A Mesopotamian Underworld Love Story

Ereshkigal, being queen of the underworld, can’t leave her kingdom. Why? Not sure but I’m guessing that if she does, she’ll unleash the zombie apocalypse. So when the gods are partying and feasting, they send proxies instead so that Ereshkigal can feel included. They send this guy Kakka to Ereshkigal with a message: “Hey sis, thinking of you, xoxo, your brother Anu.” Ereshkigal sends her vizier Namtar to take part in the feast instead.

However, when Namtar gets there, he isn’t shown proper respect by this one guy Nergal. So, of course, because they’re all reasonable all-powerful gods, Anu punishes him by sending Nergal to the underworld (to make amends, possibly? Or just to die a horrible death by zombie. UNCLEAR). The gods give Nergal advice to help him survive (the usual, “don’t eat or drink or smell or cuddle ANYTHING YOU SEE” advice when one is traveling to Hell/Faerie/Underworld), and a chair which will ensure his ability to come back to the world of the living. I’ve always wanted a chair that can take me to the underworld and back again.

So Nergal gets down there, and obeys all of the rules very faithfully, until Ereshkigal puts on a MIGHTY FINE DRESS and takes a MIGHTY FINE BATH and then Nergal is like “one little cuddle couldn’t hurt, right?” And then they cuddle strenuously for six days.
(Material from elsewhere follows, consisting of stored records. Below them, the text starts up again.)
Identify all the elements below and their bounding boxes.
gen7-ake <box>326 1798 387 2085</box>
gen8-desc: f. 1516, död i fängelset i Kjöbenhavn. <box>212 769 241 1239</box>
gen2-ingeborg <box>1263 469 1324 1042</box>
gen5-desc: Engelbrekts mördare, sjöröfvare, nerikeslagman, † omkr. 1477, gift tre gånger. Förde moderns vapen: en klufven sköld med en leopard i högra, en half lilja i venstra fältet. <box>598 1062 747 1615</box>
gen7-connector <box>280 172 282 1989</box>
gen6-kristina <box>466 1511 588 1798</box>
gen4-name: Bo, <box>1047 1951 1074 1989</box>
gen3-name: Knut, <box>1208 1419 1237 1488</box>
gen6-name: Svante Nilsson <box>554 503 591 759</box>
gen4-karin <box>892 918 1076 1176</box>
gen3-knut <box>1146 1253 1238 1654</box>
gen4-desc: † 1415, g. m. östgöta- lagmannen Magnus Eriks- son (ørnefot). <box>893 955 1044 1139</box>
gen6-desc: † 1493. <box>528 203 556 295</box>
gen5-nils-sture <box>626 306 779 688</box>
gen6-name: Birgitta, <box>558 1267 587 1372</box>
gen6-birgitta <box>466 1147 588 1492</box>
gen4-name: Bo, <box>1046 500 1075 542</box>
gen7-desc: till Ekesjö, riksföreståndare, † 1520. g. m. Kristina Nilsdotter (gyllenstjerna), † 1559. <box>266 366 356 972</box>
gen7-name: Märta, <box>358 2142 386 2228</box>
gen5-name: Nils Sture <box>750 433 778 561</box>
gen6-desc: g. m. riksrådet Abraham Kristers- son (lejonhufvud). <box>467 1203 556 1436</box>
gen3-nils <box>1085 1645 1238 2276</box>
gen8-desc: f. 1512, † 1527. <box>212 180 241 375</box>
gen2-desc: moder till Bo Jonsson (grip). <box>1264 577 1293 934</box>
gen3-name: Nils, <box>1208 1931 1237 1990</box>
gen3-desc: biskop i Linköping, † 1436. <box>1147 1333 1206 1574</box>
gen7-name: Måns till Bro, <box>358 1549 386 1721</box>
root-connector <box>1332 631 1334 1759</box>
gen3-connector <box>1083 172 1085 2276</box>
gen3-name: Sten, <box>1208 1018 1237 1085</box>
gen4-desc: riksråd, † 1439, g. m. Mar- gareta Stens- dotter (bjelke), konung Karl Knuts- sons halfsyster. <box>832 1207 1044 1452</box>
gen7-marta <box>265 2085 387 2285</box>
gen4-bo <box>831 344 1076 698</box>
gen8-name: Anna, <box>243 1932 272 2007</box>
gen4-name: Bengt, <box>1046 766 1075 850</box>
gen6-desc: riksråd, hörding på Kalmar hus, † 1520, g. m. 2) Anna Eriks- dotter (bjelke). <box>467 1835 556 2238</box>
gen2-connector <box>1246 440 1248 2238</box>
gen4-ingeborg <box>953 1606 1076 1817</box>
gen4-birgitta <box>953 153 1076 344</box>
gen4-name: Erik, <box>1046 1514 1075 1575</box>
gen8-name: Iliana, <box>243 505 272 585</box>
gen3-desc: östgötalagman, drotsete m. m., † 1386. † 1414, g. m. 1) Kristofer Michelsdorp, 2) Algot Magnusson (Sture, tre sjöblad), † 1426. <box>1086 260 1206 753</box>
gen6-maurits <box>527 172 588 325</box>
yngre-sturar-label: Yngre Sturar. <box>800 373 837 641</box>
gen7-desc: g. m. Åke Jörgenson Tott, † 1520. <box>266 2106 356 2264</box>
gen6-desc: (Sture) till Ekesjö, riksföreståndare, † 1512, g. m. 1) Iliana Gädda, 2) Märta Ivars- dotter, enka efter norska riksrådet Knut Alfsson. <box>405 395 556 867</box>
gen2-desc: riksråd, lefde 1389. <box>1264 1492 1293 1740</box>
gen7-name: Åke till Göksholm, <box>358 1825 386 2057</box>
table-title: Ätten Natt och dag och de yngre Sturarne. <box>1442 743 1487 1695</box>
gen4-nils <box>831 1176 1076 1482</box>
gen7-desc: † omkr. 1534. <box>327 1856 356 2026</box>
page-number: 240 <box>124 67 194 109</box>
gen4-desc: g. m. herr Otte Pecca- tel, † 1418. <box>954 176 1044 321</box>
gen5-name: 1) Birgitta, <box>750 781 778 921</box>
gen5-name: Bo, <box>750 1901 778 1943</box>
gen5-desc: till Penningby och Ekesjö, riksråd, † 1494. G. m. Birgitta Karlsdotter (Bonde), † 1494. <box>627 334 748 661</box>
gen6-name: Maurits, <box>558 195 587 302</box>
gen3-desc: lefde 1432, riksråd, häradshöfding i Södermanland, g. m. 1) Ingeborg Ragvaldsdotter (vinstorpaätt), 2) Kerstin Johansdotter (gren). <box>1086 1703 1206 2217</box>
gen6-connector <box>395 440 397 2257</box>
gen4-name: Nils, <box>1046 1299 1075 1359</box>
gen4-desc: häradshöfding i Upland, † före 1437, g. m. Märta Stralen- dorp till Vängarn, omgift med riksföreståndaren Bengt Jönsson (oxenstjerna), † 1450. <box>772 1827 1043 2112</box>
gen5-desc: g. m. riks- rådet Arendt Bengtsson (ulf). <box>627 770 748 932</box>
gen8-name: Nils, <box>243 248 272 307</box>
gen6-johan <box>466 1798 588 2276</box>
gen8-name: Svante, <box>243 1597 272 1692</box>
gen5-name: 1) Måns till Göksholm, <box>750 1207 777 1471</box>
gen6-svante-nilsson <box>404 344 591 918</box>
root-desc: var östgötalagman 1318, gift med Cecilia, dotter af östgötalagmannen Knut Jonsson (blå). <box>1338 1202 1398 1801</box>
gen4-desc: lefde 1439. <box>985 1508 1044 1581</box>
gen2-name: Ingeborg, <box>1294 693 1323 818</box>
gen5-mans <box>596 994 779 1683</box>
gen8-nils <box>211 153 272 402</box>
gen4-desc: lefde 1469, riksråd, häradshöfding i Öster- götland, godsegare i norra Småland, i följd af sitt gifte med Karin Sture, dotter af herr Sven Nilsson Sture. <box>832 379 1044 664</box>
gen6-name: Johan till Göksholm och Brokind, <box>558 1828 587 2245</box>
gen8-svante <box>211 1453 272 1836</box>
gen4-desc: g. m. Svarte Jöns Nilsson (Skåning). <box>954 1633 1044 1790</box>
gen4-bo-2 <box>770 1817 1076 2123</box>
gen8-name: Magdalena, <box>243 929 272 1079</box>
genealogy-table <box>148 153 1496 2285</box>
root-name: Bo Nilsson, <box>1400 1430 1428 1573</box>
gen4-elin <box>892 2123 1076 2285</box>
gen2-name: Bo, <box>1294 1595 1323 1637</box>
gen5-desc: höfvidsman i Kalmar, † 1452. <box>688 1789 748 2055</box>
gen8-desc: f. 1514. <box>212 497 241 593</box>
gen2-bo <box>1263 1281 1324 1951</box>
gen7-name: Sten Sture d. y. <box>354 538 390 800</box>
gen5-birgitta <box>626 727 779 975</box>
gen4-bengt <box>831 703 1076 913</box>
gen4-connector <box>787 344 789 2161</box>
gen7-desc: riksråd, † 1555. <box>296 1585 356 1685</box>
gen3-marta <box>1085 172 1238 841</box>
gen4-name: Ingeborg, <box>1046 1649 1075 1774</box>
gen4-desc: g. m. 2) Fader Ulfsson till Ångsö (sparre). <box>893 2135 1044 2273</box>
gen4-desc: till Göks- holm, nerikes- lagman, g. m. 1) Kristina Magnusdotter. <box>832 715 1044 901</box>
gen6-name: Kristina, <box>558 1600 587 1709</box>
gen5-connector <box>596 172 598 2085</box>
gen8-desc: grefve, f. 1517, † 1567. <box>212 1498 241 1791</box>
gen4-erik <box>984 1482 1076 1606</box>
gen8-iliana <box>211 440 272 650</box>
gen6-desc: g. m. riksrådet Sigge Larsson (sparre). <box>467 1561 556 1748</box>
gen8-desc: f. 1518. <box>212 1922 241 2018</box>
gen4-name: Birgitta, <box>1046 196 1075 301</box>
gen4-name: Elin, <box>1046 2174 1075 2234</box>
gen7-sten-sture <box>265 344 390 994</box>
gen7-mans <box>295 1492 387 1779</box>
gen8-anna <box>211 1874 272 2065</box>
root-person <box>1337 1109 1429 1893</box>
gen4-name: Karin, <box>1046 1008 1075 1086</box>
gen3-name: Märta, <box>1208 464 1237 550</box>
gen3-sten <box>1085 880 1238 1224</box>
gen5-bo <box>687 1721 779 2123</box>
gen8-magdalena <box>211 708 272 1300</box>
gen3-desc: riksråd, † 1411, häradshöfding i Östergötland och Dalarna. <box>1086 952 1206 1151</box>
Of course, on the seventh day, Nergal is like, “I’m taking my chair and getting out of here” and goes back to the land of the living.

Ereshkigal wakes up and is Displeased and utters the same curse that our girl Ishtar did in “The Descent of Ishtar”: Send my boyfriend back or “I shall raise up the dead, and they will eat the living. I shall make the dead outnumber the living!”

You know, normal break-up threats.

She then sends Namtar (her vizier) to get Nergal back. Namtar tells the gods that they better just send Nergal back or they’re going to have a zombie apocalypse on their hands.

Nergal, whether willingly or under orders (I can’t tell), goes back. However, this time instead of being let in through the seven gates of the underworld, he breaks them down like an invader. He goes into Ereshkigal’s throne room, marches right up to her, and throws her off of her throne.

And then they cuddle strenuously for another six days.

Nergal and Ereshkigal rule the underworld together after that, and live happily (?) ever after.

The End. 

It’s interesting to see a “gender-swapped” version of the more famous Persephone/Hades story, even though Ereshkigal is much older than the Greek story.

Nergal actually seems to be in part a solar deity, sometimes identified with Shamash, but only a representative of a certain phase of the sun. Portrayed in hymns and myths as a god of war and pestilence, Nergal seems to represent the sun of noontime and of the summer solstice that brings destruction, high summer being the dead season in the Mesopotamian annual cycle.